Charlie Black: She’s going to learn national security at the foot of the master for the next four years, and most doctors think that he’ll be around at least that long.
O.K. - let's get it out on the table. What is the probability that John McCain is going to die in office? What does it mean if 'most doctors' think he'll be around that long? And what evidence are they basing it on?

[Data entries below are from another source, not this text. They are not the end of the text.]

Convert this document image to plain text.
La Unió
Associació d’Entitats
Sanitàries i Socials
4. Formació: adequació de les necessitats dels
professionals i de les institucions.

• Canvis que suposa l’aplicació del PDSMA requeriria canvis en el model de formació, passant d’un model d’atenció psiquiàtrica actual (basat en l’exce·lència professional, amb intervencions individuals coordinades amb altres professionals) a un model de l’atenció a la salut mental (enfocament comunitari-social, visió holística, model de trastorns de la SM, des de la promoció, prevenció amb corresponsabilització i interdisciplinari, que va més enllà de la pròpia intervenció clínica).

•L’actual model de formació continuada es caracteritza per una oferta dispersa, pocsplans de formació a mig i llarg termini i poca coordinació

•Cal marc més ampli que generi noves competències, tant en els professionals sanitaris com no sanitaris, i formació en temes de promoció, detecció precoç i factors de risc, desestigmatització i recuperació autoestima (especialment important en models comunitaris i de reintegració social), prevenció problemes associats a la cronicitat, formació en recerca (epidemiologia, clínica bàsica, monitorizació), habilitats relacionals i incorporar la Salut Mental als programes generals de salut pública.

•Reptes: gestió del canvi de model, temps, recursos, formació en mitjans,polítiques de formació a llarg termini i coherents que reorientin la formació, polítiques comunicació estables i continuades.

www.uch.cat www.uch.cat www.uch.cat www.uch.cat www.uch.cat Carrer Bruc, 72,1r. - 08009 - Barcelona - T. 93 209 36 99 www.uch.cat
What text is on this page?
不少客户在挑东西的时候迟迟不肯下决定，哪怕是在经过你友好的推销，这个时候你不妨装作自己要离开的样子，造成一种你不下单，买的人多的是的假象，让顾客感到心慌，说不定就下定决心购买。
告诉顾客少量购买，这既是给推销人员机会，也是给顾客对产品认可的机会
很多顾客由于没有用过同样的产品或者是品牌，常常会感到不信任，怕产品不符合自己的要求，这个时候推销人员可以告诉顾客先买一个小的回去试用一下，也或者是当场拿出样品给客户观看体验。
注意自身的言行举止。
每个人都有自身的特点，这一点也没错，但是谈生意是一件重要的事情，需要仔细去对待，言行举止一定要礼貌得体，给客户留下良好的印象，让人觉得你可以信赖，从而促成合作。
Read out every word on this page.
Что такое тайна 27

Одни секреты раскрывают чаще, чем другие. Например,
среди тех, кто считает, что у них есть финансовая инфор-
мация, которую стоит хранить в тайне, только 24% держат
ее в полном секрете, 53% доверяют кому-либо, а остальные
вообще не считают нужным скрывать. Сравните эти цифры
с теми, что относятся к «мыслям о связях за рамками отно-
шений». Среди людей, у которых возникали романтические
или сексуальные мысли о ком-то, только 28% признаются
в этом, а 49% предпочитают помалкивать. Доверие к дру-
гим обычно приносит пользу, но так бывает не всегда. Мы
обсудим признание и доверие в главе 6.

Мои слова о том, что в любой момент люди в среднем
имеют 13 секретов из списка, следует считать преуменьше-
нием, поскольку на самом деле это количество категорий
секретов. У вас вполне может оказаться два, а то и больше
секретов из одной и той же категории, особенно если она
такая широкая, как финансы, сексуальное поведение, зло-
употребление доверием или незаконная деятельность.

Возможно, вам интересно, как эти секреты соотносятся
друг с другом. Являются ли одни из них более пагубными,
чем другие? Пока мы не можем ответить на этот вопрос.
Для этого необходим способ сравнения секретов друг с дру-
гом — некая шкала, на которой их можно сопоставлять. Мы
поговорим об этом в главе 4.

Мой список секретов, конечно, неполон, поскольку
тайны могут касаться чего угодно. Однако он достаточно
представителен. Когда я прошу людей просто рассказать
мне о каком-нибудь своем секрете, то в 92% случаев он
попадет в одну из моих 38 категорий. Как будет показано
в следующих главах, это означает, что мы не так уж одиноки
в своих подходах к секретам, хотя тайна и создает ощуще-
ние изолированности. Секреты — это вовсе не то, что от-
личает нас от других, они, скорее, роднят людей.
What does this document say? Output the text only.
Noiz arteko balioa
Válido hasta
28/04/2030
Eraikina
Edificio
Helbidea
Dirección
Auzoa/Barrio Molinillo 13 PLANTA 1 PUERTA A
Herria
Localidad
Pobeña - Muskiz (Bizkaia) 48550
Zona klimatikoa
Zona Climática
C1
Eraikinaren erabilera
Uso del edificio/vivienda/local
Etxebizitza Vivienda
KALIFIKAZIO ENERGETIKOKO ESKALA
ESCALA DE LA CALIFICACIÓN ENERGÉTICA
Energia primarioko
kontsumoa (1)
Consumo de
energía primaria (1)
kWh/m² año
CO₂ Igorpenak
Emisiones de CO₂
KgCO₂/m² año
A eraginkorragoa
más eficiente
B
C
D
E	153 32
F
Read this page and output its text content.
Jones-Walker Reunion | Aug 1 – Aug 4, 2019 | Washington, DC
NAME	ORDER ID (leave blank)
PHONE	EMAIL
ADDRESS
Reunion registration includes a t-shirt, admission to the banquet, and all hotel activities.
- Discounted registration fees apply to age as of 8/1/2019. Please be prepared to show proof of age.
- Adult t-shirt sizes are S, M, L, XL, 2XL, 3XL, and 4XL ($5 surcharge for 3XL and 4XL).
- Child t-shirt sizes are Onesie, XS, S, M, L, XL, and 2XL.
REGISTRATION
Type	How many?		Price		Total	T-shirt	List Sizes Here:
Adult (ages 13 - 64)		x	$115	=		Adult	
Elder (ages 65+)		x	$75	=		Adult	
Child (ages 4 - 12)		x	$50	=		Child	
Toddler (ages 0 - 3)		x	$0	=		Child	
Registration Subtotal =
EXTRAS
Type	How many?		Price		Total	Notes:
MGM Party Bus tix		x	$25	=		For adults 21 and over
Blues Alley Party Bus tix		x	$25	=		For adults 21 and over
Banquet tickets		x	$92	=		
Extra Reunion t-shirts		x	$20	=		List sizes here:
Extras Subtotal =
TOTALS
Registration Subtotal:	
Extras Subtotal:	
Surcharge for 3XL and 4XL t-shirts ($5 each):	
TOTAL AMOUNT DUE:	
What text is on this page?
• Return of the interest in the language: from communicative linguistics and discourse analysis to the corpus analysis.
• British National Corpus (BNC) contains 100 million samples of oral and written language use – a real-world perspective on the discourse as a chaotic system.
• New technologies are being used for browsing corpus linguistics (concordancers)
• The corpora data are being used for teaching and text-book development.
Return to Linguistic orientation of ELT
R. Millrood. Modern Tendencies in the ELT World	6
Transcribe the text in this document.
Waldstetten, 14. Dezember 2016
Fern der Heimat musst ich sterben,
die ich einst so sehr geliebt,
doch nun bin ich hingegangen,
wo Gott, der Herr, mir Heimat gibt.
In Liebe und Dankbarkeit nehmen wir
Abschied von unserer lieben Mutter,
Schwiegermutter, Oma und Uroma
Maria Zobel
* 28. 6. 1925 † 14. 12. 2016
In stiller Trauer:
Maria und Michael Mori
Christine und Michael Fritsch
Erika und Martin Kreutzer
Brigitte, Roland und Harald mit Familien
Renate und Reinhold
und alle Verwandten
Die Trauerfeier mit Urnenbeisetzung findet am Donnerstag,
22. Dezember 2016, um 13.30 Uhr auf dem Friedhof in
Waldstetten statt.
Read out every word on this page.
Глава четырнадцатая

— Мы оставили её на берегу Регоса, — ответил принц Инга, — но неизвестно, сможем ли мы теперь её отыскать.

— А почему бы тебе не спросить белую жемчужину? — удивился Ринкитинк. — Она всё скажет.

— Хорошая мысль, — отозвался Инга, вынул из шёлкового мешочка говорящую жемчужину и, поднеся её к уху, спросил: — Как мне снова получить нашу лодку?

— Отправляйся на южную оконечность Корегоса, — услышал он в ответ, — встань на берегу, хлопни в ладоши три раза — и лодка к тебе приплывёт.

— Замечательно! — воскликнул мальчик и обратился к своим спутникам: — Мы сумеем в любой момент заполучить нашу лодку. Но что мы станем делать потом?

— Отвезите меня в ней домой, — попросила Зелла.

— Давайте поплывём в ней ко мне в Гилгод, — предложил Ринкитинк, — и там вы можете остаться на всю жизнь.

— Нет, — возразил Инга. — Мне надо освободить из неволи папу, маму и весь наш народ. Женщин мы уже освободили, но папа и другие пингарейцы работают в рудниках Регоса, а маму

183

I refuse to make a guess about McCain's health. I don't have enough data. Here's what I do know:
Died in office
- William Henry Harrison (1841)
- Zachary Taylor (1850)
- Abraham Lincoln (1865, assassinated)
- James Garfield (1881, assassinated)
- William McKinley (1901, assassinated)
- Warren G. Harding (1923)
- Franklin Delano Roosevelt (1945)
- John F. Kennedy (1963, assassinated)
8/44 = 18.2%
I guess it can't be 10 times higher. But even if the risk of death in office is 1.82%, that's still very high. If we're good Republicans, then we believe Dick Cheney's 1% doctrine:
Cheney observed that the US had to confront a new type of threat, a "low-probability, high-impact event" as he described it, "If there's a 1% chance that Pakistani scientists are helping al-Qaeda build or develop a nuclear weapon, we have to treat it as a certainty in terms of our response. It's not about our analysis ... It's about our response."
Is there a 1% chance that John McCain will die in office? Yes. Then Republicans should treat it as a certainty. And get Sarah Palin off the ticket.